JILL:そこがね、若い頃とは感覚が違いますね。いまは焦らず、次はこんなことやろうっていうことを進めていける。美枝子さんはいま、自分でショートムービーを撮ってらっしゃると聞いて。それも含めていい時期に一緒にお仕事できるのも縁だなと思って。
原田:私の母のドキュメンタリーで、昨日も編集をしてたんですけど。それも、この年齢になってこういうことをやる時間的余裕があって生まれた発想なんですよね。
JILL:女優さんでありながらそうやって新しい扉を開けていくパワーってすごいじゃないですか? じゃあもう1つ扉を開けて見ませんかというのが今回のステージなんですよ。
――お二人が新しい扉を開けたいと思う、一番の原動力はなんですか?
原田:“この扉を開けたらどこに出ちゃうんだろう?”というのをやりたい性分なのかな?
JILL:でしょうね。

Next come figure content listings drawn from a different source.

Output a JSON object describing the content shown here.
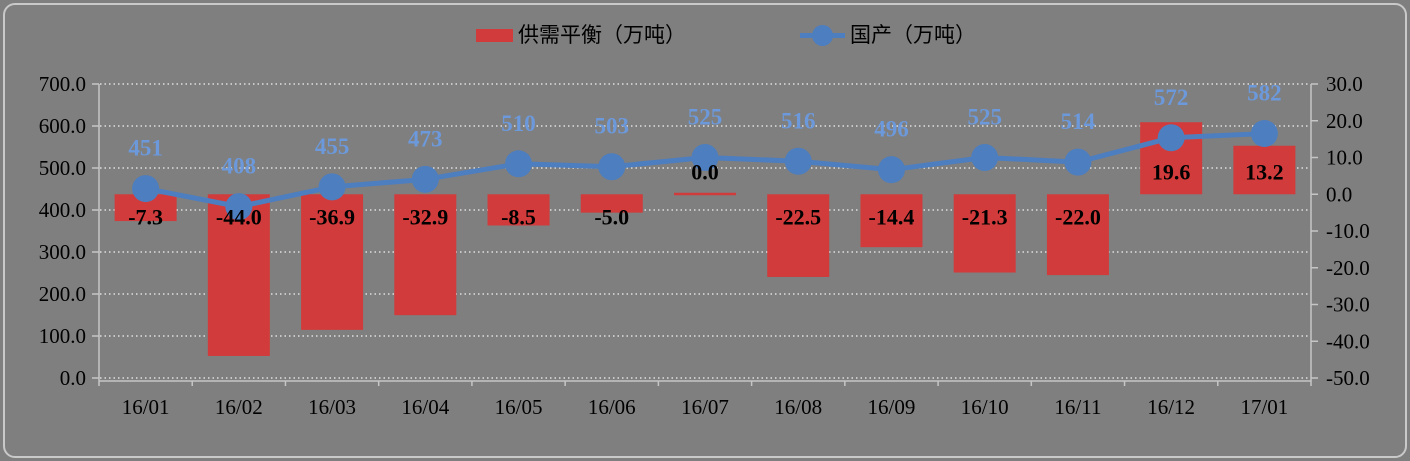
{
  "legend": {
    "items": [
      {
        "label": "供需平衡（万吨）",
        "type": "bar"
      },
      {
        "label": "国产（万吨）",
        "type": "line"
      }
    ]
  },
  "chart_data": {
    "type": "combo-bar-line",
    "title": "",
    "categories": [
      "16/01",
      "16/02",
      "16/03",
      "16/04",
      "16/05",
      "16/06",
      "16/07",
      "16/08",
      "16/09",
      "16/10",
      "16/11",
      "16/12",
      "17/01"
    ],
    "series": [
      {
        "name": "供需平衡（万吨）",
        "type": "bar",
        "axis": "right",
        "values": [
          -7.3,
          -44.0,
          -36.9,
          -32.9,
          -8.5,
          -5.0,
          0.0,
          -22.5,
          -14.4,
          -21.3,
          -22.0,
          19.6,
          13.2
        ],
        "data_labels": [
          "-7.3",
          "-44.0",
          "-36.9",
          "-32.9",
          "-8.5",
          "-5.0",
          "0.0",
          "-22.5",
          "-14.4",
          "-21.3",
          "-22.0",
          "19.6",
          "13.2"
        ]
      },
      {
        "name": "国产（万吨）",
        "type": "line",
        "axis": "left",
        "values": [
          451,
          408,
          455,
          473,
          510,
          503,
          525,
          516,
          496,
          525,
          514,
          572,
          582
        ],
        "data_labels": [
          "451",
          "408",
          "455",
          "473",
          "510",
          "503",
          "525",
          "516",
          "496",
          "525",
          "514",
          "572",
          "582"
        ]
      }
    ],
    "left_axis": {
      "min": 0,
      "max": 700,
      "step": 100,
      "tick_labels": [
        "700.0",
        "600.0",
        "500.0",
        "400.0",
        "300.0",
        "200.0",
        "100.0",
        "0.0"
      ]
    },
    "right_axis": {
      "min": -50,
      "max": 30,
      "step": 10,
      "tick_labels": [
        "30.0",
        "20.0",
        "10.0",
        "0.0",
        "-10.0",
        "-20.0",
        "-30.0",
        "-40.0",
        "-50.0"
      ]
    },
    "grid": "dotted-horizontal",
    "legend_position": "top"
  },
  "colors": {
    "background": "#7F7F7F",
    "card_border": "#C9C9C9",
    "gridline": "#F2F2F2",
    "axis_line": "#C6C6C6",
    "bar": "#D23B3B",
    "line": "#4D7EBF",
    "marker": "#4D7EBF",
    "bar_label": "#000000",
    "point_label": "#6C99DB",
    "tick_label": "#000000"
  }
}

だけど、その扉を開けるためにはいろんな条件が整わないとダメだから。私は常に妄想をしてますけど、その100ぐらいある扉のなかの1つが開くか開かないかぐらいの確率ですよ。そのなかで、この公演はなぜか扉が開いたんです。
原田:それって不思議なもので、1つのことがつっかかると全部うまくいかなくなることがよくあるんですよ。だけど、1つ決まったら、これもOK、あれもOKってパタパタパタと決まっていくことがあって。これはそういう幸運な企画だったんだよ。
――では、最後にこの公演に向けて読者のみなさんに一言お願いします。
原田:JILLと同じステージに立てるのが楽しみだし嬉しいので、それを観に来てくださる方にも一緒に体験してもらいたいです。
JILL :私も美枝子さんと同じステージに立てるのが楽しみです。
原田:JILLの作った『HEART OF GOLD』の世界。80年後の世界をこの舞台で垣間見て欲しいです。
――そこではもしかすると原田さんが歌っていたり?
原田:ないですよ。
JILL:そこは内緒でーす。うふふっ(笑)。